Understanding is one of the key executive functions of your pre-frontal cortex so it is vital that you maintain a healthy state of mind.  This means developing a good exercise regimen, a balanced diet and getting enough sleep.  There are also many different approaches to becoming more mindful and self-aware so it is possible to find one that works for you.  This could be regular meditation, taking a walk in nature or making time to play with your kids so you can see the world from their perspective.  All of the latest thinking in Leadership is about increasing self-awareness because it is difficult to understand others if you don’t understand yourself.  By increasing your understanding of your own strengths and biases you can surround yourself with people who have complimentary skills and different perspectives.  Two brains are always better than one so increase the diversity in your thinking and approach by getting others involved.  This increases flexibility and your ability to make sense of the world.  I invite you to consider about how you could raise your levels of self-awareness and increase the diversity of your thinking. 

  • The shift from Complexity to Clarity

These days if you produce inconsistent products or give inconsistent service you can face a severe social media backlash.  When United Airlines refused to pay for the cost of a damaged guitar the owner Dave Carroll composed a little song “United Breaks Guitars” that went viral on YouTube®.  It is estimated that it caused the company several million dollars in sales due to the global damage to their reputation.   How are you managing the increasing complexity of your business?
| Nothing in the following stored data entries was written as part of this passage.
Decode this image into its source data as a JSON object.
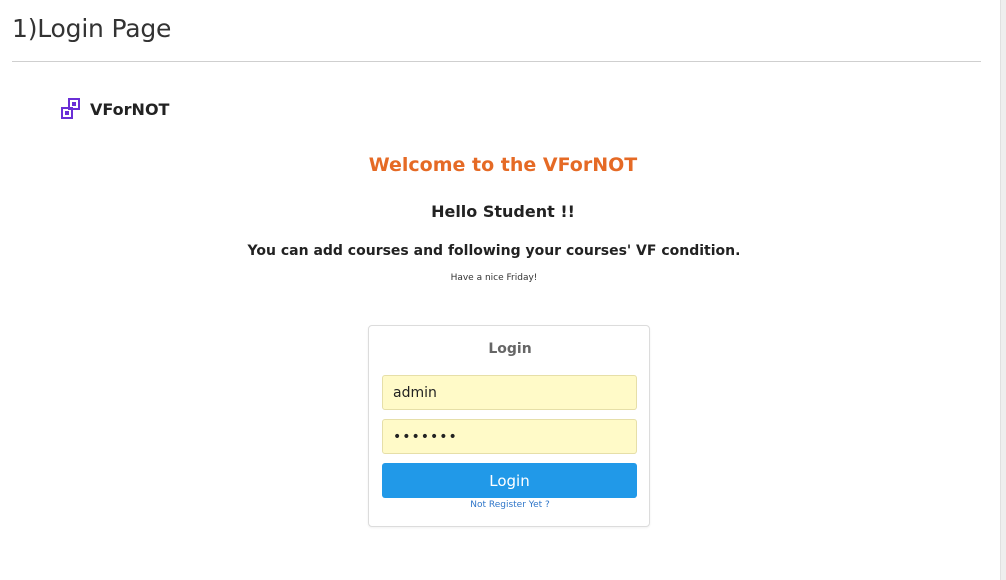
{
  "document": {
    "heading": "1)Login Page"
  },
  "logo": {
    "icon": "squares-logo-icon",
    "text": "VForNOT",
    "color": "#6a2fd6"
  },
  "welcome": {
    "title": "Welcome to the VForNOT",
    "greeting": "Hello Student !!",
    "intro": "You can add courses and following your courses' VF condition.",
    "wish": "Have a nice Friday!"
  },
  "login": {
    "title": "Login",
    "username_value": "admin",
    "password_value": "1234567",
    "button_label": "Login",
    "register_link": "Not Register Yet ?"
  },
  "colors": {
    "accent_orange": "#e56a25",
    "button_blue": "#2199e8",
    "autofill_yellow": "#fffac8",
    "link_blue": "#2f76c9"
  }
}
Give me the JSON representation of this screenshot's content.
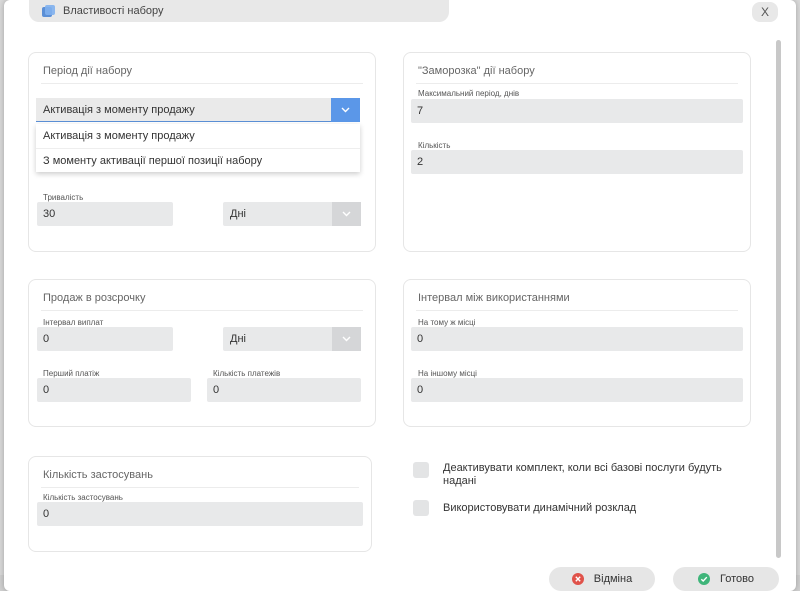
{
  "dialog": {
    "title": "Властивості набору",
    "close_label": "X",
    "title_icon": "stack-icon"
  },
  "period": {
    "title": "Період дії набору",
    "activation_select": {
      "value": "Активація з моменту продажу",
      "options": [
        "Активація з моменту продажу",
        "З моменту активації першої позиції набору"
      ]
    },
    "duration_label": "Тривалість",
    "duration_value": "30",
    "duration_unit": "Дні"
  },
  "freeze": {
    "title": "\"Заморозка\" дії набору",
    "max_period_label": "Максимальний період, днів",
    "max_period_value": "7",
    "count_label": "Кількість",
    "count_value": "2"
  },
  "installment": {
    "title": "Продаж в розсрочку",
    "interval_label": "Інтервал виплат",
    "interval_value": "0",
    "interval_unit": "Дні",
    "first_payment_label": "Перший платіж",
    "first_payment_value": "0",
    "payments_count_label": "Кількість платежів",
    "payments_count_value": "0"
  },
  "usage_interval": {
    "title": "Інтервал між використаннями",
    "same_place_label": "На тому ж місці",
    "same_place_value": "0",
    "other_place_label": "На іншому місці",
    "other_place_value": "0"
  },
  "applications": {
    "title": "Кількість застосувань",
    "count_label": "Кількість застосувань",
    "count_value": "0"
  },
  "options": {
    "deactivate_label": "Деактивувати комплект, коли всі базові послуги будуть надані",
    "dynamic_schedule_label": "Використовувати динамічний розклад"
  },
  "footer": {
    "cancel_label": "Відміна",
    "done_label": "Готово"
  },
  "colors": {
    "accent": "#5b97e8",
    "cancel_icon": "#e0524a",
    "done_icon": "#3fb57a"
  }
}
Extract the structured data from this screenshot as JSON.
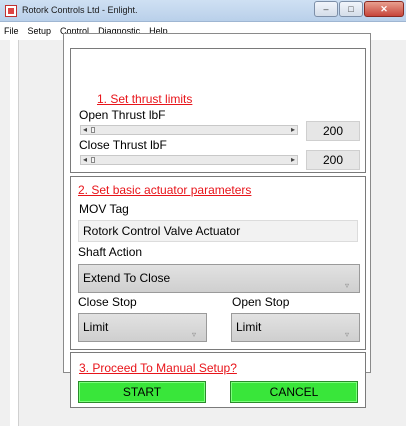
{
  "window": {
    "title": "Rotork Controls Ltd - Enlight.",
    "min_label": "–",
    "max_label": "□",
    "close_label": "✕"
  },
  "menu": [
    "File",
    "Setup",
    "Control",
    "Diagnostic",
    "Help"
  ],
  "section1": {
    "heading": "1. Set thrust limits",
    "open_label": "Open  Thrust lbF",
    "open_value": "200",
    "close_label": "Close  Thrust lbF",
    "close_value": "200",
    "slider_left": "◂",
    "slider_right": "▸"
  },
  "section2": {
    "heading": "2. Set basic actuator parameters",
    "mov_tag_label": "MOV Tag",
    "mov_tag_value": "Rotork Control Valve Actuator",
    "shaft_action_label": "Shaft Action",
    "shaft_action_value": "Extend To Close",
    "close_stop_label": "Close Stop",
    "close_stop_value": "Limit",
    "open_stop_label": "Open Stop",
    "open_stop_value": "Limit",
    "chevron": "▿"
  },
  "section3": {
    "heading": "3. Proceed To Manual Setup?",
    "start_label": "START",
    "cancel_label": "CANCEL"
  },
  "colors": {
    "heading": "#e8141a",
    "button_green": "#39e63a"
  }
}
How are you ensuring that your values are being communicated and that managers are role models at every level of your business?  How clear are you being about the standards you want your people to meet?  How are you ensuring that your managers are consistently motivating and engaging your people in a way that inspires each individual?  It requires some serious thinking to develop a communication strategy and a HR strategy that can recruit, develop and retain the best people in a very tight multi-cultural labour market.  
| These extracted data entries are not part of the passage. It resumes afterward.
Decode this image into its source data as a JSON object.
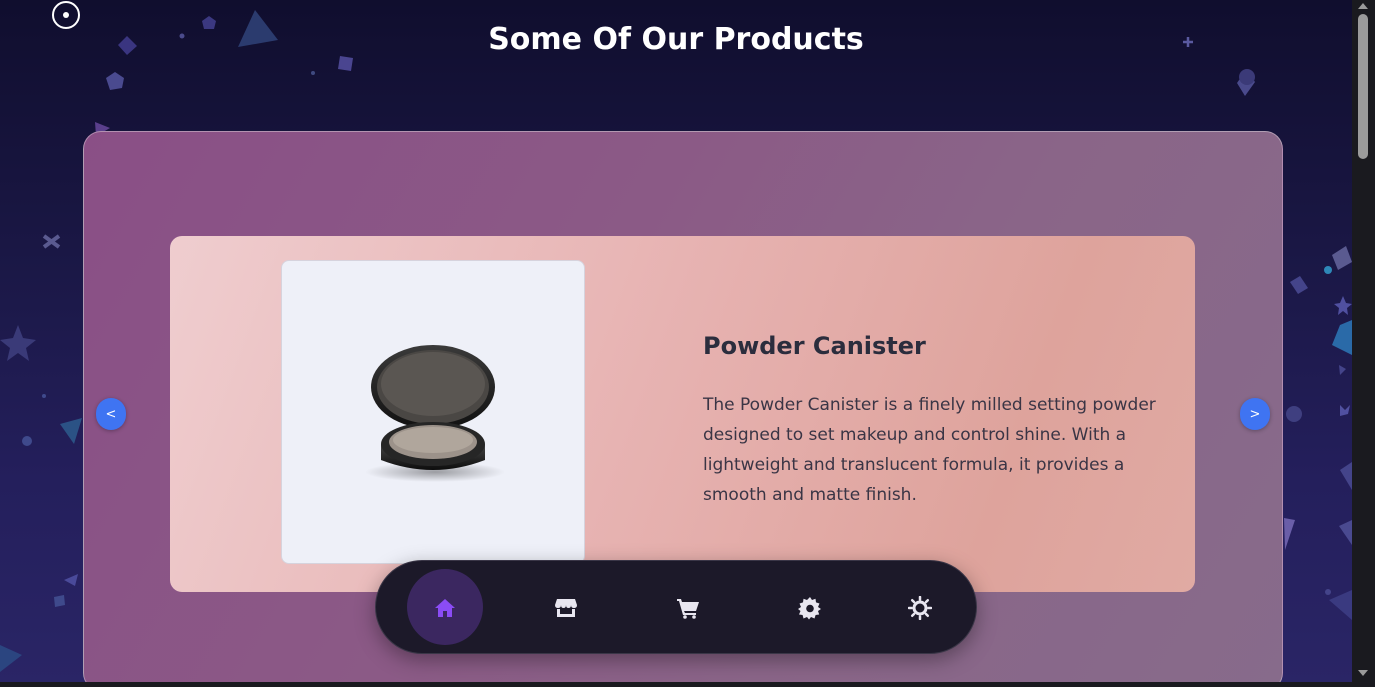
{
  "page": {
    "title": "Some Of Our Products"
  },
  "product": {
    "name": "Powder Canister",
    "description": "The Powder Canister is a finely milled setting powder designed to set makeup and control shine. With a lightweight and translucent formula, it provides a smooth and matte finish.",
    "image_icon": "compact-powder-image"
  },
  "carousel": {
    "prev_label": "<",
    "next_label": ">"
  },
  "bottom_nav": {
    "items": [
      {
        "icon": "home-icon",
        "active": true
      },
      {
        "icon": "store-icon",
        "active": false
      },
      {
        "icon": "cart-icon",
        "active": false
      },
      {
        "icon": "settings-icon",
        "active": false
      },
      {
        "icon": "sun-icon",
        "active": false
      }
    ]
  },
  "colors": {
    "accent": "#3f74f2",
    "active_icon": "#8b4cf5",
    "nav_bg": "#1c1929",
    "text_dark": "#2b2d3d"
  }
}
  • The shift from Ambiguity to Agility

There are many mixed messages in the media depending on the political preferences of the proprietors.  This means that relying on one source can mean you end up with a rather biased view.  Agile leaders ensure that they get both sides of the story; this may mean reading up on differing views and stepping into the shoes of customers, suppliers and competitors to see things from their perspective.  Agility also means being able to focus on a given situation, being quick to respond and flexible in your approach.  Collaboration is key and many businesses are now specialising and creating joint ventures to address complex problems for the customers they have in common.  Agility is also about rapid and continuous learning.  Mistakes are inevitable but agile leaders learn from them and ensure that the business also learns how to avoid them in the future.  It is worth thinking about the quality of learning in your business and how you are capturing it, as well as how you are ensuring that it is disseminated so the relevant people can benefit from it. 

Making the time to focus and think will become the critical skills of the 21st Century leader.  Making the shifts discussed above will begin to address the VUCA nature of the world we are now living in but you don’t have to do it alone. 

Remember, especially as you consider VUCA . . . stay curious!